Mi visión estaba borrosa. Mi respiración llegaba en pausas fatigadas, y sentía como si fuera a dejar de existir en cualquier momento. Ningún dolor físico podía compararse con el dolor que sentía en mi pecho.

Incluso cuando intenté desesperadamente negar la imagen frente a mí, nada cambió. Mi madre permanecía sentada en la silla, sus ojos congelados con incredulidad, shock y terror.

Mi madre. La mujer que se había mantenido desesperadamente a mi lado a pesar de cuánto la rechazaba. La mujer que luchaba cada día en su propio hogar. La mujer que sufría en silencio. La mujer que estuvo allí para mí cuando estaba en mi punto más bajo, y la mujer que me apoyó hasta el final.

Mi madre… esa mujer, ya no estaba en mi vida. Nunca volvería a sentir su cálido abrazo. Nunca volvería a ver su radiante sonrisa.

Nunca podría volver a quejarme de sus interminables charlas de sabiduría.

¿Mi madre… estaba muerta?

Sentí como si todo mi mundo simplemente se hubiera desvanecido sin dejar rastro. Si había un lienzo con un hermoso dibujo, ese dibujo simplemente había sido borrado. Nunca podría recuperarse.

—¿Qué? —Esa fue la única palabra que escapó de mis labios.

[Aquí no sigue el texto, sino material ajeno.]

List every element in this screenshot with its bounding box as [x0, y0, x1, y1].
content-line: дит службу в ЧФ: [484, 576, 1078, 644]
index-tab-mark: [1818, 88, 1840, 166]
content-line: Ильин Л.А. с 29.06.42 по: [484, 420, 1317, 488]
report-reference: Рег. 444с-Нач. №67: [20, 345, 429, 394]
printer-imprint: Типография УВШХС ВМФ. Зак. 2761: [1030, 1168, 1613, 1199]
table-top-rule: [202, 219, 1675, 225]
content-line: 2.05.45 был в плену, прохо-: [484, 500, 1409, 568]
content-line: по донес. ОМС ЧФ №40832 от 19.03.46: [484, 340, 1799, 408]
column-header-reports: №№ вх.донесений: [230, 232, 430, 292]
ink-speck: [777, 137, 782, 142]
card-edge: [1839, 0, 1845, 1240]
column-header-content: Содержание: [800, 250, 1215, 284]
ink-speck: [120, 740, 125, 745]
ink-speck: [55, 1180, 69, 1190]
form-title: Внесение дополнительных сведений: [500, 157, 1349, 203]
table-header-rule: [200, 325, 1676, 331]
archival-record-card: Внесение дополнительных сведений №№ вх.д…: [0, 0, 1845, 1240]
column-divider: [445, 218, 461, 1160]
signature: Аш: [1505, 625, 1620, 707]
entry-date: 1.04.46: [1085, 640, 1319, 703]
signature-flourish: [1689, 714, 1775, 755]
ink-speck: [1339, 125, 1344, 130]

Mis ojos seguían arrugados en confusión, incredulidad y… culpa.

¿Era porque había dejado la villa? ¿El asesino había aprovechado la oportunidad de atacar porque yo no estaba en casa?

El asesino… ¿quién era?

Sentí una palma fría en mi hombro.

—¡No me toques! —grité mientras retrocedía furiosamente. Extendí mis manos con intención asesina, antes de finalmente volver a mis sentidos. Una criada estaba frente a mí, estremecida por mi intensa reacción.

Ahora que miraba alrededor, varias criadas se habían reunido en el pasillo. Algunas estaban de rodillas entre lágrimas, otras miraban abatidas. Todos estábamos allí como la mejor pieza del dolor.

¿Por qué estaban llorando?

—¿Qué está pasando? —murmuré confundido.

—Lo siento… —sollozó la criada—. Lo siento mucho, Señor Axel…

¿Por qué esta criada se disculpaba conmigo? Fruncí el ceño y giré la cabeza. Entonces vi el cadáver de mi madre y me di cuenta nuevamente.

Así que no era una pesadilla terrible…

Me levanté y caminé hacia adelante aturdido. Mi cuerpo funcionaba bien, pero me sentía vacío. Era como si el motor de un vehículo hubiera sido arrancado. Mi corazón estaba roto, y no había manera de repararlo.

—¡¿Dónde está ella?! —Escuché el rugido de Álvaro detrás de mí. Se apresuró hacia adelante y se derrumbó frente a su madre, junto a mí.

—¡Madre! ¡Madre! No, despierta, por favor! ¡Dime que esto es una broma terrible!

Lo miré.

Es cierto…

A pesar de la terrible personalidad de Álvaro, en el fondo, él también quería a su madre. A su manera retorcida, de todos modos. Todos en la villa lo hacían. Madre era el único hilo que mantenía unida a la familia cuando las cosas estallaban. Era quien intentaba mediar, pero era maltratada por ambos lados.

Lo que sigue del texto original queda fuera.